For some reason I've begun to think that really, everyone, EVERYONE, feels that a gun is an error of the human imagination. Many things are "mistakes" of imagination. This was the teaching of the myth of Pandora's box, and really, I think the core of the story of Adam & Eve in the garden--expulsion for knowledge "too soon". Human minds touch the ineffable--it's there within our neural networks--the ALL and the Abyss ("Nothing" is not quite the right word here as we don't really know how to think about it)--and in this way we can imagine everything. In this way we are susceptible to self-destruction in the manner of Icarus. In our very foundational mythologies we are given the whole truth. We have no capacity for wisdom on the whole. Wisdom is slow and comes with age probably only truly comes with death.

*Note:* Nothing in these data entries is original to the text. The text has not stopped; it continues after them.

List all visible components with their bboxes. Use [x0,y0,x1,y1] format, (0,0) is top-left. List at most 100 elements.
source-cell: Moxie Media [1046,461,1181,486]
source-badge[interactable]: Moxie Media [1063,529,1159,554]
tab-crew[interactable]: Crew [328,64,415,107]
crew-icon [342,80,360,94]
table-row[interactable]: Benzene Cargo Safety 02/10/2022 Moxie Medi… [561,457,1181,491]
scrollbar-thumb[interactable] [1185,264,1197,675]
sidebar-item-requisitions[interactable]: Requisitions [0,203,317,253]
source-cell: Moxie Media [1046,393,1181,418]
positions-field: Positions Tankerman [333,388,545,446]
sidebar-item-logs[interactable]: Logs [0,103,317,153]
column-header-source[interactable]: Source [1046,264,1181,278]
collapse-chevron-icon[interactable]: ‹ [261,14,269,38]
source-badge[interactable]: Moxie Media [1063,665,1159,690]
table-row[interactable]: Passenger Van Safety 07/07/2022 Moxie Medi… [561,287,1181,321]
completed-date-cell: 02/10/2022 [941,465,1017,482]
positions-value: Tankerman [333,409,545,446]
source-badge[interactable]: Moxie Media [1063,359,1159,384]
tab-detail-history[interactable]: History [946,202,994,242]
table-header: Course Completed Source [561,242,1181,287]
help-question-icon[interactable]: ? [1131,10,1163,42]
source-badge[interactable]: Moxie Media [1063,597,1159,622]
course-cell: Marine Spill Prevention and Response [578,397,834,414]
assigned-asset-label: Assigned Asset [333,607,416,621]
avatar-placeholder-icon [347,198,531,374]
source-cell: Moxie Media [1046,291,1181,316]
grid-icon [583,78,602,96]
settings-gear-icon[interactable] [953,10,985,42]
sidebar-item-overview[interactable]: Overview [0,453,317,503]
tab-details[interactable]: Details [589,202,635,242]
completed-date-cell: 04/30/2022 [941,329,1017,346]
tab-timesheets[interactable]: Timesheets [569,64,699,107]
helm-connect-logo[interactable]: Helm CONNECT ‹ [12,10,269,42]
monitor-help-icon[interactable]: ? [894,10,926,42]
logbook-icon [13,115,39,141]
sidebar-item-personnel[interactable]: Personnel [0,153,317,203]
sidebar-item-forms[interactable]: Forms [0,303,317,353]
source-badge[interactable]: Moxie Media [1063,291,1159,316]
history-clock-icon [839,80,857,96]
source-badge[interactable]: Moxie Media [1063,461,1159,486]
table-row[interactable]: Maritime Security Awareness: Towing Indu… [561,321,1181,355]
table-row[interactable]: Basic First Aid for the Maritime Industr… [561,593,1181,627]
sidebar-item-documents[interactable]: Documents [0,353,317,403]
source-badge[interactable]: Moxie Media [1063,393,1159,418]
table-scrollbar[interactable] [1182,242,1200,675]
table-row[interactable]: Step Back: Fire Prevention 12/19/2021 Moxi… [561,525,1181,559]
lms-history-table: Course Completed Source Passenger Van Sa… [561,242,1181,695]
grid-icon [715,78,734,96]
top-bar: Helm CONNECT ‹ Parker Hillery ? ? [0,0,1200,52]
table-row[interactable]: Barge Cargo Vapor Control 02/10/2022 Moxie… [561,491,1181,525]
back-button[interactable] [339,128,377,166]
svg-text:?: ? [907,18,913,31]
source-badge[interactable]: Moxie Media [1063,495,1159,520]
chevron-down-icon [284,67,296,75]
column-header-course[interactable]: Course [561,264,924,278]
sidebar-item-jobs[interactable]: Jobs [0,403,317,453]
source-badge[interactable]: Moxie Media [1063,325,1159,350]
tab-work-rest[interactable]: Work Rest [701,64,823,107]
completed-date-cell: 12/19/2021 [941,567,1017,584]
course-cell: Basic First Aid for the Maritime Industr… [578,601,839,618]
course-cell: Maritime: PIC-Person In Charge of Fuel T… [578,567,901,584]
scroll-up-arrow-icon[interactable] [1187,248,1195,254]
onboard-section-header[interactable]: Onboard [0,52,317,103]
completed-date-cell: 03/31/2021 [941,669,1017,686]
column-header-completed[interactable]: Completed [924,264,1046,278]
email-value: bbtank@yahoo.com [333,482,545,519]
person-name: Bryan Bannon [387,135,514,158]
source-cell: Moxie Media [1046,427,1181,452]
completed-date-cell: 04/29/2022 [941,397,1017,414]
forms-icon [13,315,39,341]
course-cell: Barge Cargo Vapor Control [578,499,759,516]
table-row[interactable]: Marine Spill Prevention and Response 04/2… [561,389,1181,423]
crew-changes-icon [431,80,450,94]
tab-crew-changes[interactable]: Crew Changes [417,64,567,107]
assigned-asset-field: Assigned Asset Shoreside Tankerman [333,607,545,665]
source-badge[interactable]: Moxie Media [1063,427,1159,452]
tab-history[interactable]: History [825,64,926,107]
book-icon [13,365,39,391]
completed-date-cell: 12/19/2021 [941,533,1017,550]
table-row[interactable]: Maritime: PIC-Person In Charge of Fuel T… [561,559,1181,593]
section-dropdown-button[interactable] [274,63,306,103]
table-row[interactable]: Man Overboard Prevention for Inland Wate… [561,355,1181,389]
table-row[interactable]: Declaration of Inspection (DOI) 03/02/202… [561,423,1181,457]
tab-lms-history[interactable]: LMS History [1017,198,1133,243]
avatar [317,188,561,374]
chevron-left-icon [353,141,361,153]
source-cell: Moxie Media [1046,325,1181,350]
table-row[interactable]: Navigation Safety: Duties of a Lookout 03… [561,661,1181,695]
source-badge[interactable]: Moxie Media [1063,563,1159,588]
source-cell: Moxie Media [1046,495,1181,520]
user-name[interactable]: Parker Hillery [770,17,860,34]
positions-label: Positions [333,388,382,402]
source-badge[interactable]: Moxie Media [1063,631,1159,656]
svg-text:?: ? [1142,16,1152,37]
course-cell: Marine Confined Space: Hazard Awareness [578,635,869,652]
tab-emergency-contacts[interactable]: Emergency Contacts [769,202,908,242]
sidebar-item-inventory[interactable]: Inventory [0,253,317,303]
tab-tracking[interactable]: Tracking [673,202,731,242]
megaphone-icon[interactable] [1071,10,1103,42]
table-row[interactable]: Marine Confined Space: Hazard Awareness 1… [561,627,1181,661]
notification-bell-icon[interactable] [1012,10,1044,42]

We imagine and we create without wisdom. Wisdom is knowing the ALL and the Abyss lives in everything we do and touch. Without the understanding that is wisdom, that is knowing finality, of death as the just and proper conclusion to this living, we bring out of ourselves only the Abyss. We carry it into our lives through fear of death.
A gun is abysmal.
I want to clarify a bit. The abysmal [correction! is NOT] "bad"--it IS. A gun, hell probably everything we do that attempts to define us against our surroundings, is a response to the void. And pulling the trigger confirms the fear of it and inability to confront it in ourselves with the wisdom of the ALL (which I might argue is simply acceptance of what is "given" in nature).